Originally Posted by
verminaard
I think the point is we may be over-inflating the problem by not taking into account factors such as:
a) how big the population of the US is
b). School shooting deaths vs total homicides
c). School shooting deaths vs other reasons for mortality among teenagers
If you compared the US to the total EU the US would have more school shooting deaths per capita, but it wouldn't be a complete landslide. Also, given the number of guns in the US the deaths/gun might actually be lower.
I am not saying you aren't right. But I am just saying the problem might be over-inflated and if you were going to look at it from a cost-utility perspective there is probably a lot of other problems we should be tackling first if our goal is to effectively and efficiently decrease the amount of misery/death in our country, for example opiod addiction.
The government tackling opioid addiction has been a disaster, and actually a lot like the gun issue, where the genie was long out of the bottle before they got involved, and their involvement has been counter-productive.
The spike in opioid deaths correlated perfectly with the government crack down on the pain clinics. Clearly, and logically, the answer would have been to come in and discourage them from writing new prescriptions unless other options had been exhausted. But they already had a huge populace with a dependence, much like we already have 300 million guns, and those people aren’t quitting, so cutting off people who had scripts for a decade lead to the natural progression to heroin and death. Now we’re at the point you can’t find a pill, but you know 20 people who deal heroin. It’s insanity. I could get heroin delivered to me quicker than a pizza right this moment, but if I have a friend with an issue who has fought off that progression, I have to spend 8 hours making calls to find someone who has a handful.
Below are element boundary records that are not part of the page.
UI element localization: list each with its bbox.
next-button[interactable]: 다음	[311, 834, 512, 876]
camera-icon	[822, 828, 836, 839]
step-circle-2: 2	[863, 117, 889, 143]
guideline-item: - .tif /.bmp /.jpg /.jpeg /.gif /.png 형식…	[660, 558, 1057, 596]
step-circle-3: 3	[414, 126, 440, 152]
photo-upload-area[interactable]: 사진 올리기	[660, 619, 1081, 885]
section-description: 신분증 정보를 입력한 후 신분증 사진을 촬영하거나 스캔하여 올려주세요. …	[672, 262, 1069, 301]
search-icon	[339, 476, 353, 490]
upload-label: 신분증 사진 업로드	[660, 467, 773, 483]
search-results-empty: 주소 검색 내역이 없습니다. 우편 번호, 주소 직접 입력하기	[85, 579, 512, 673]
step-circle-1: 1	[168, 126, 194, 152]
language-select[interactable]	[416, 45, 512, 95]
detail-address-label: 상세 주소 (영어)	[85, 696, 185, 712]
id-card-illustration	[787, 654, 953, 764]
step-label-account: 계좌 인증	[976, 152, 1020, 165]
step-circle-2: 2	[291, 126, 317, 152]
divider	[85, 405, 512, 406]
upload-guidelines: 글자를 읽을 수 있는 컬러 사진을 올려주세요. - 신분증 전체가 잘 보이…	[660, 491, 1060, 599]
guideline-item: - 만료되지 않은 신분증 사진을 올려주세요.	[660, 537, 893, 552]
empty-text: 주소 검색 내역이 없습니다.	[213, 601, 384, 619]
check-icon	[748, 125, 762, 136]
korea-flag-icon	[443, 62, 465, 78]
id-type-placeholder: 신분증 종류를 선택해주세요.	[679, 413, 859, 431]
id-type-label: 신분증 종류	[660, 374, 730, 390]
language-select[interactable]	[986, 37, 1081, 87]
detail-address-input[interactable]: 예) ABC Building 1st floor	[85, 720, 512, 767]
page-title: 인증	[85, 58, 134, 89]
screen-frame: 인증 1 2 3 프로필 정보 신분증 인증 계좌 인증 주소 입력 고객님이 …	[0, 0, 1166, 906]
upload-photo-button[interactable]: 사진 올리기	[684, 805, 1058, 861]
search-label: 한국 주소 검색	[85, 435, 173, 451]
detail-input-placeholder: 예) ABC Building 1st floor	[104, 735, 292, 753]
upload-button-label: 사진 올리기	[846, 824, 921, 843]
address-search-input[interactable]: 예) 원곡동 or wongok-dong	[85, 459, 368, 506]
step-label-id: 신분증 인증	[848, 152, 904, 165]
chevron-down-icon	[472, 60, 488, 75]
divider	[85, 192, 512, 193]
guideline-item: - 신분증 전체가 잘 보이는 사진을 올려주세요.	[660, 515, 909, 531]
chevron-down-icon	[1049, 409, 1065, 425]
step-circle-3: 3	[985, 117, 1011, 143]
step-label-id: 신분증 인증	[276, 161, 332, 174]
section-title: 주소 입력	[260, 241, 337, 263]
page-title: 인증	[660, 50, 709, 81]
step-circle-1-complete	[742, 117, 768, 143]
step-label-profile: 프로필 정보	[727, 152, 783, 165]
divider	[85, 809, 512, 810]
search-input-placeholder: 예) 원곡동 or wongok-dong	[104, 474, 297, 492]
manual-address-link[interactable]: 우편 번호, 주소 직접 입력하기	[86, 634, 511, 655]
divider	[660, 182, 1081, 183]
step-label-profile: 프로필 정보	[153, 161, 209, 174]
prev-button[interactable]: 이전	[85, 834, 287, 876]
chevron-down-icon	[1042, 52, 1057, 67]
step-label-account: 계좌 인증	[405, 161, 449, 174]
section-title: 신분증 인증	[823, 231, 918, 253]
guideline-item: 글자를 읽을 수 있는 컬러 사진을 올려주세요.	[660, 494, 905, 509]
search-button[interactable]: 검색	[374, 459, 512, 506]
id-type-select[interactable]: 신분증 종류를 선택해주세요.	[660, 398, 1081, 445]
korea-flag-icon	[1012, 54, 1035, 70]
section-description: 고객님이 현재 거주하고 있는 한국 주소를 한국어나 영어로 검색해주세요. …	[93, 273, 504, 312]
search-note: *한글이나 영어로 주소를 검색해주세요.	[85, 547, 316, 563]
And the natural market forces of supply and demand have made it so cost-prohibitive that someone with a legitimate pain issue and dependence who has been cut off by government regulation eventually can’t afford the medication, they make the slide, and die.
The problem is much like the mad mothers and alcohol. People who have lost someone to addiction are incredibly vocal and motivated to call for action out of pain at their loss. Politicians hear them, know it’s a great issue for them, but tackle it in an entirely retarded manner which causes more problems and pain than they’ll ever solve, and we end up with Vietnam era death tolls annually.
Guns are similar in that I don’t see any easy answers short of offering $5k for every available gun to be turned in. It would bankrupt us, but that’s the only way the lower rung of criminals and people who cause the vast majority of deaths would ever turn a gun in.